Critical

The seventh essential element of digital literacies, Critical, is about analysing the power structures and assumptions behind literacy practices. Communication in the online, digital world is markedly different from the offline, analogue world. Literacy practices in the latter centre mainly around the written text. If reading and writing is about encoding and decoding texts, then in the offline world, books, manuscripts and documents constitute these texts.

Online, however, ‘texts’ are encoded and decoded that are very different from books, manuscripts and documents. The simplest, but probably most profound change is with hyperlinked documents. These take a notion familiar from the offline world and add an important twist. Hyperlinks allow documents to be non-linear. They allow the reader to be in control of the structure of what they read. An example is in this very book, which includes hyperlinked footnotes you can follow if reading on a device connected to the internet.

In addition, multimedia objects such as videos can be texts. Audio can be a text. Anything that encodes experiences in a way that is packaged up and communicated to another can be a ‘text’. Just as there are different approaches to reading works such as Alice’s Adventures in Wonderland, so there are different ways of reading every text. There is a surface-level understanding of the narrative format, and then layers and layers of meaning. 1

The Critical element is the closest digital literacies it comes to conception of ‘Media Literacy’. Relevant questions here are those such as: who is the audience? who is included? who is excluded? what are the assumptions behind this text? and so on. In order to develop this element of digital literacies, many approaches can be used.

The most basic, ‘crap-detection’ techniques may involve demonstrating indicators of trustworthiness and security online. This may involve exploring the different types of top-level domains (TLDs) such as .com, .edu, .ac.uk, etc. It may also include the difference between http and https — or what ‘the little padlock’ means when shopping online.

Becoming more advanced in the Critical element of digital literacies involves thinking about your own literacy practices. It involves reflecting on how they have come about, what has influenced you, and how your actions affect others.

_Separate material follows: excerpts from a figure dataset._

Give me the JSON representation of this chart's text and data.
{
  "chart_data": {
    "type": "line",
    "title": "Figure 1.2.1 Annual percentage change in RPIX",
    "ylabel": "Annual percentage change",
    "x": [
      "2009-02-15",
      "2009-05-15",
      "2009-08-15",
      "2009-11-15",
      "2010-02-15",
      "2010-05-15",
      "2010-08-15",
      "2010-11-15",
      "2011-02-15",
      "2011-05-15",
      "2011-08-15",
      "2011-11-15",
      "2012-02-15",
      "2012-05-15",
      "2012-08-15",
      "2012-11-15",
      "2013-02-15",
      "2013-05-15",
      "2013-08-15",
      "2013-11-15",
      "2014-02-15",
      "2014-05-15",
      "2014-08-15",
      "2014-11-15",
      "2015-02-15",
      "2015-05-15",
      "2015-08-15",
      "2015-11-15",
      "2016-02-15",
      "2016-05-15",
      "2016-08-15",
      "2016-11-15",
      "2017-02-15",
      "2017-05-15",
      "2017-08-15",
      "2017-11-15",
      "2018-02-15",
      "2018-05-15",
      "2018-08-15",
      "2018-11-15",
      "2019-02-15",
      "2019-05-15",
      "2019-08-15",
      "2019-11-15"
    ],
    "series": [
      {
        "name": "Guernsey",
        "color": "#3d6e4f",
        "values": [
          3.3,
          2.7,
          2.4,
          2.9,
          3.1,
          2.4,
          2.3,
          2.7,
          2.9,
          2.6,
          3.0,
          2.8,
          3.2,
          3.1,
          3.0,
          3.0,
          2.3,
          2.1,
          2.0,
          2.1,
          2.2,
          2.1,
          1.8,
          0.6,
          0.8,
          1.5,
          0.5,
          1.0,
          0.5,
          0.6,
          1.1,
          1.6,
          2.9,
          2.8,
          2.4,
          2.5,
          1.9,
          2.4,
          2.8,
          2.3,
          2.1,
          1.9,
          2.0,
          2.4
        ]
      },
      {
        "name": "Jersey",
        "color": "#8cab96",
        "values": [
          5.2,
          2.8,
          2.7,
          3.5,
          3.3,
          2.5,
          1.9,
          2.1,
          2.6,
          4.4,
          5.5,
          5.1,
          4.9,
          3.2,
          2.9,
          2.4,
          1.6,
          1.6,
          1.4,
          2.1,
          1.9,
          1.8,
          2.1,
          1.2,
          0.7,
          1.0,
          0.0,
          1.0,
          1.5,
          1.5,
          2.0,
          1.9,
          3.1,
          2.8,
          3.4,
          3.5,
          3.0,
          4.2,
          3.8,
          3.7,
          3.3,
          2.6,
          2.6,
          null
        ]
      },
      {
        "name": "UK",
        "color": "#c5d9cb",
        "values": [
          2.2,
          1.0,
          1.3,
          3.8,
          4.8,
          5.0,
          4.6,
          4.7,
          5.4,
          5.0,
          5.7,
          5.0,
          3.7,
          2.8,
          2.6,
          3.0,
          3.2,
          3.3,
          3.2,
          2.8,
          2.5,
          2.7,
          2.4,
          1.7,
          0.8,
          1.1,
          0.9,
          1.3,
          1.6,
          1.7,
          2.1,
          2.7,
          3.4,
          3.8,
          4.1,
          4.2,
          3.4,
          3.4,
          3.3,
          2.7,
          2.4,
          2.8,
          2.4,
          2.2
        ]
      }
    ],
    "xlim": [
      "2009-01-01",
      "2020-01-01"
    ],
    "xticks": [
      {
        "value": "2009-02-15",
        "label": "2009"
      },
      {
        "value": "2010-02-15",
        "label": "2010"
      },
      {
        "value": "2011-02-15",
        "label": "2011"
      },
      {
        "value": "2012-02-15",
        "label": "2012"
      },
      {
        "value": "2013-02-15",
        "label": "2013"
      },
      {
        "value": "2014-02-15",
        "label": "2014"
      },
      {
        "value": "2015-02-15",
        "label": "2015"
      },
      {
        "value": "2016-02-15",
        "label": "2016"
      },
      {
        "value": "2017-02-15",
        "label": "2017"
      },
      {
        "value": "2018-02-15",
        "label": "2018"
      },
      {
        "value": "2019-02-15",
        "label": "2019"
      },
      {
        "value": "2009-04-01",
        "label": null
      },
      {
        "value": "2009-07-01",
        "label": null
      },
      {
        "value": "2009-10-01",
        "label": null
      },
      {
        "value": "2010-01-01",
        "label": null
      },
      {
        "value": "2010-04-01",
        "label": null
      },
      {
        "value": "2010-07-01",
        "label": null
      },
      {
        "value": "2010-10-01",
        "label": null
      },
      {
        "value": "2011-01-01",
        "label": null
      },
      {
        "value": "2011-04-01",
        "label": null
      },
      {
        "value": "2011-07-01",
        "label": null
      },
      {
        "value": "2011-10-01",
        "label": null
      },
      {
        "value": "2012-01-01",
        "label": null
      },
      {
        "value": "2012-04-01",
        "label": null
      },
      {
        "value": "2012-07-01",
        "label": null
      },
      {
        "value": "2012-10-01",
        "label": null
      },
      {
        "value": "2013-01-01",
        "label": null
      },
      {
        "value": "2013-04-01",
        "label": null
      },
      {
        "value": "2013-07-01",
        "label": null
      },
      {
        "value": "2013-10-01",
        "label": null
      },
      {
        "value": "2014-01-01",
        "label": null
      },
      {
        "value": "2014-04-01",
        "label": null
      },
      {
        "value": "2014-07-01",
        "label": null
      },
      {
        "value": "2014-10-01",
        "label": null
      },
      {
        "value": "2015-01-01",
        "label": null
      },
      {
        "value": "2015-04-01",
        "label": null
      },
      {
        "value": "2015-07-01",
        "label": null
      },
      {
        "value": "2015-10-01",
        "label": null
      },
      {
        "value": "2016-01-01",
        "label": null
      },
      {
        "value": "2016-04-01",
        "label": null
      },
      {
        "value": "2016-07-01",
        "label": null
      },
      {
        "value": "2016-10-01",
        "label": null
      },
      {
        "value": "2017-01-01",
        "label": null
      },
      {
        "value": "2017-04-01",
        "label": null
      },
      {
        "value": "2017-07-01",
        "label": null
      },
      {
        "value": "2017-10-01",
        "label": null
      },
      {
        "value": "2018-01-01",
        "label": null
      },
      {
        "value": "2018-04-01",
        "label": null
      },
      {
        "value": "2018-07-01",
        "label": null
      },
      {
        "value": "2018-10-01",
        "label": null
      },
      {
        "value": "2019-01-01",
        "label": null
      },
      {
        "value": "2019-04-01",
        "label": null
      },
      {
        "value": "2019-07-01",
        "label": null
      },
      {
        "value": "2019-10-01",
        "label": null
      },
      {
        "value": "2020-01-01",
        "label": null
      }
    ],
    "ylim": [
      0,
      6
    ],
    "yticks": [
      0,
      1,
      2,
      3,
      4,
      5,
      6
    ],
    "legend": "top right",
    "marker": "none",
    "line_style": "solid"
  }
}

It concerns the way that you structure texts yourself, as well as the techniques by which you deconstruct other texts. This is important offline as well as online, but many more (and different kinds of) texts are available in the digital world.


1. See Chapter 2 for more on the denotative/connotative divide.
2. When I used to teach History, this was easy to build into lessons. For example, I used to show the execution of Charles I from the perspective of an eyewitness, the films Cromwell (1970) and To Kill a King (2003), along with an episode of The Simpsons and Blackadder. This kind of ‘multi-perspectivity’ helps to develop a critical reading of texts.